The ideal generated by an irreducible element contains a prime ideal implies that the element is prime in a non-UFD? Let $R$ be an integral domain. Assume $R$ is a factorization domain, but the decomposition into irreducible is not necessarily unique.  Prove that if the ideal $(a)$ generated by an irreducible element $a$ contains a prime ideal, then $a$ is prime. 
I've been trying to solve this for a while but nothing seems to work. How would you approach/prove this?
 A: Firstly, the statement should require that $(a)$ contains a nonzero prime ideal, since all ideals contain $(0)$, which is prime, since you've specified that our ring, call it $R$ is a domain.
First note that $a$ is prime if and only if the ideal $(a)$ is prime. Thus if we have $\newcommand\pp{\mathfrak{p}}\pp\subseteq (a)$, then it suffices to prove that $a\in \pp$, since then $(a)=\pp$, so $(a)$ is prime.
Thus if $af\in \pp$ with $f\not\in\pp$, then $a\in\pp$, and $a$ is prime. Thus if $a$ is not prime, then if $ar\in \pp$, then $r\in\pp$. However, since every element of $\pp$ is of the form $ar$ for some $r\in R$, this tells us that $a\pp=\pp$.
Now since $a\ne 0$ and $a$ is a nonunit, and $\pp\ne R$ is a proper ideal, $a\pp$ contains no irreducibles (if $a\pi \in a\pp$, then since $a,\pi$ are both nonunits, $a\pi$ is not irreducible). Hence since $a\pp=\pp$, $\pp$ contains no irreducibles. However any nonzero prime ideal in a factorization domain contains an irreducible (let $x=\prod_i \pi_i\ne 0\in \pp$, then if none of the irreducible $\pi_i$s was in $\pp$, then since $\pp$ is prime, their product, $x$ wouldn't be in $\pp$ either, contradiction). Thus we have a contradiction, so we've proved our desired claim.

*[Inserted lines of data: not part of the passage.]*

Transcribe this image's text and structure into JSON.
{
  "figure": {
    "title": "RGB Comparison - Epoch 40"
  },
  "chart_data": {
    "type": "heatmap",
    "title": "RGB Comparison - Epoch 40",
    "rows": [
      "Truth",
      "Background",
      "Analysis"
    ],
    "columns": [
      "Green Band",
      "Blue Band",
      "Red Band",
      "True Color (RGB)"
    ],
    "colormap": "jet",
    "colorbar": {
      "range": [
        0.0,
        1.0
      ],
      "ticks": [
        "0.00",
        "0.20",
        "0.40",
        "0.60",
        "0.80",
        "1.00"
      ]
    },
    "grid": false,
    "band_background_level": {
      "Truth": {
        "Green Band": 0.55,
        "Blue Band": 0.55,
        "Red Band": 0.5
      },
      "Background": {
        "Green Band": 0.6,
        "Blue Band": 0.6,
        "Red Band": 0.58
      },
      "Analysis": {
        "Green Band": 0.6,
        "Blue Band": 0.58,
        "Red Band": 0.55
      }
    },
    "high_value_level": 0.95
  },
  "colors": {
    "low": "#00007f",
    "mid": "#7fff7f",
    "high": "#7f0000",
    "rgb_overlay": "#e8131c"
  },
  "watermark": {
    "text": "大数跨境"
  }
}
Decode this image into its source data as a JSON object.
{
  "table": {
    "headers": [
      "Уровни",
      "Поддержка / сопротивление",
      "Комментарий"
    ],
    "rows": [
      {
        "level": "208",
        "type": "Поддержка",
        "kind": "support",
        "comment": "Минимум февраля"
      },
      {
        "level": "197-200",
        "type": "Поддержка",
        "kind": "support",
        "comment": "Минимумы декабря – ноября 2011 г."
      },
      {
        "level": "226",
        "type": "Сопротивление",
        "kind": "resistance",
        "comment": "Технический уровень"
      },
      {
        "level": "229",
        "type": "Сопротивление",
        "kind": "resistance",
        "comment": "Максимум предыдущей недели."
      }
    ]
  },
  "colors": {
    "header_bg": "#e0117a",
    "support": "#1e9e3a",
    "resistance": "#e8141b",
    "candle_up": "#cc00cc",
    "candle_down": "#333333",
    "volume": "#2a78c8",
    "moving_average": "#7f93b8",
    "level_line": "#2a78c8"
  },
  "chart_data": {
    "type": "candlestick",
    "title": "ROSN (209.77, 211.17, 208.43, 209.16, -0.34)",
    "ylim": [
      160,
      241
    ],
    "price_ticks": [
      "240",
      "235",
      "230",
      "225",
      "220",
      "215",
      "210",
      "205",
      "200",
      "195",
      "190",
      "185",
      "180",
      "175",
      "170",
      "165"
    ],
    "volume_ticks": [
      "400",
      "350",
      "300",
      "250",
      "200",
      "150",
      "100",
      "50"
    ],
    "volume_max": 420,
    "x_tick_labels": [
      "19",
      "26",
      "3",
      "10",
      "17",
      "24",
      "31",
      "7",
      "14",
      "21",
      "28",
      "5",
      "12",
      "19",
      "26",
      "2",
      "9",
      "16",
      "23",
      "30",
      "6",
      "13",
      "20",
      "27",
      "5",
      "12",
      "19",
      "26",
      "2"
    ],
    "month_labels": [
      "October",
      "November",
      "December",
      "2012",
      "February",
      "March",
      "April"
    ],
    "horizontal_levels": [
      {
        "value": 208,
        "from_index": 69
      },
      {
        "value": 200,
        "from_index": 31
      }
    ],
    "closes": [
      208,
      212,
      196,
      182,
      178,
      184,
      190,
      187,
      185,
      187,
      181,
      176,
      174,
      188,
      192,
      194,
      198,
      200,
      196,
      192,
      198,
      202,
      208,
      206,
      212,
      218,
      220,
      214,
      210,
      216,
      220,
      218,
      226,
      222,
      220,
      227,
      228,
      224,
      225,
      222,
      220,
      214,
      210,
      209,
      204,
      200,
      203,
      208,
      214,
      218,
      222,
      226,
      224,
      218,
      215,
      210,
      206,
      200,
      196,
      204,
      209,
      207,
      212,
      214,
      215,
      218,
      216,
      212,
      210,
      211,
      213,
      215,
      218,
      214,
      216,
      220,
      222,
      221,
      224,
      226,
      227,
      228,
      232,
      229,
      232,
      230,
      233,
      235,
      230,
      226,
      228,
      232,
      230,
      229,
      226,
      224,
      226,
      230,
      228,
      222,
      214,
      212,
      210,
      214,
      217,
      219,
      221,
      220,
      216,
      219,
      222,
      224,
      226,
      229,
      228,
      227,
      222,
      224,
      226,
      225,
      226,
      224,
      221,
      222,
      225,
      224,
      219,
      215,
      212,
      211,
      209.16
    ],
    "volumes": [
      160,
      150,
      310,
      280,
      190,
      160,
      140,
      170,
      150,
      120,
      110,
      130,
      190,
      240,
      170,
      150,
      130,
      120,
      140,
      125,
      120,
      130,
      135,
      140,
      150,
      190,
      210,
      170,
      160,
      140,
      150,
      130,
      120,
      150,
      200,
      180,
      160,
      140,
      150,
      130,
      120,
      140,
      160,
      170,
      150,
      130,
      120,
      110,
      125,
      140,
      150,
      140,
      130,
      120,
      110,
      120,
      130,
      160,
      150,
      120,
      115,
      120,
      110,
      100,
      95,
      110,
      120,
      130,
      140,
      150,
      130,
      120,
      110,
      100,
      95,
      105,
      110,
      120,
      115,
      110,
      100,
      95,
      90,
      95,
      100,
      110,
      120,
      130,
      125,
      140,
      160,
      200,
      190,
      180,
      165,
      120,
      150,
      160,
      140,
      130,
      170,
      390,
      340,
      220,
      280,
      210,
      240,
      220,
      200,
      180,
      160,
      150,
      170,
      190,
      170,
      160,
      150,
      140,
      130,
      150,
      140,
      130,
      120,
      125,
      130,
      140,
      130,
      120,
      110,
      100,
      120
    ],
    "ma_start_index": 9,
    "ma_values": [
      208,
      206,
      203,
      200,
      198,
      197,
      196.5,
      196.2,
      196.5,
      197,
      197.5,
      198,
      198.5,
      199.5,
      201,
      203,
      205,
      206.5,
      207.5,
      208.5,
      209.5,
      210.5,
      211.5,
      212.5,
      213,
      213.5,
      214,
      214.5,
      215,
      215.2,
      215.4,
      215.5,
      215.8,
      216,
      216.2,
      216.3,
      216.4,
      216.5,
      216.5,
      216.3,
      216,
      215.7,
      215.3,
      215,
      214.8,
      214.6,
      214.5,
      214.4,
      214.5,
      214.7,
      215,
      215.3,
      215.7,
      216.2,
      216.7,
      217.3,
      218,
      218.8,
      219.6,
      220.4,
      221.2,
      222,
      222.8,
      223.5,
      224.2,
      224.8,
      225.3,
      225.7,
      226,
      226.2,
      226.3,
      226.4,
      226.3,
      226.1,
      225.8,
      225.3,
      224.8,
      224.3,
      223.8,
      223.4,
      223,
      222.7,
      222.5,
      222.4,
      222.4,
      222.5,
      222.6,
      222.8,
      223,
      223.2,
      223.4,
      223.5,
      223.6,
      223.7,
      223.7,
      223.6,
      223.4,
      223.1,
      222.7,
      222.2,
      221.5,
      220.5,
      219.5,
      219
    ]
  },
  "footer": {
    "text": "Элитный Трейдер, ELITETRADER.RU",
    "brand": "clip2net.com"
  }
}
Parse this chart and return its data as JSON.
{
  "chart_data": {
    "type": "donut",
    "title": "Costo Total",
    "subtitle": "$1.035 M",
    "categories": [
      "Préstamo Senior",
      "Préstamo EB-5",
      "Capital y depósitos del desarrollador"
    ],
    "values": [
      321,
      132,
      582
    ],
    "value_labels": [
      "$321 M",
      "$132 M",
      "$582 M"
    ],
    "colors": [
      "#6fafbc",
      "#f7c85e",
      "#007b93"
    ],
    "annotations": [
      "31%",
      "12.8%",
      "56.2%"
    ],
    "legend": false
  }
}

Note actually that we've proven the stronger claim:
  Let $R$ be a factorization domain, then if $0\subsetneq \pp \subseteq (a)\subsetneq R$, with $\pp$ prime, then $\pp=(a)$, so $a$ is prime. 

That is, we don't need that $a$ is irreducible, just that it is nonzero and not a unit.
Edit: We can do better. An argument at the beginning of chapter 10 in Eisenbud's Commutative Algebra reminded me that we don't need that $R$ is a factorization domain, just that it is a domain. Instead,
once we have $a\pp=\pp$, we apply Nakayama's lemma to conclude that $(1-ax)\pp=0$, for some $ax\in (a)$. However, since $\pp\ne 0$ and $R$ is a domain, we have $1-ax=0$, but we also have that $(a)$ is proper, so $1\not \in (a)$, so $1-ax\ne 0$. This is a contradiction. Thus, in fact, we have 

Let $R$ be a domain. If $0\subsetneq \pp \subseteq (a) \subsetneq R$, with $\pp$ prime, then $\pp=(a)$, so $a$ is prime.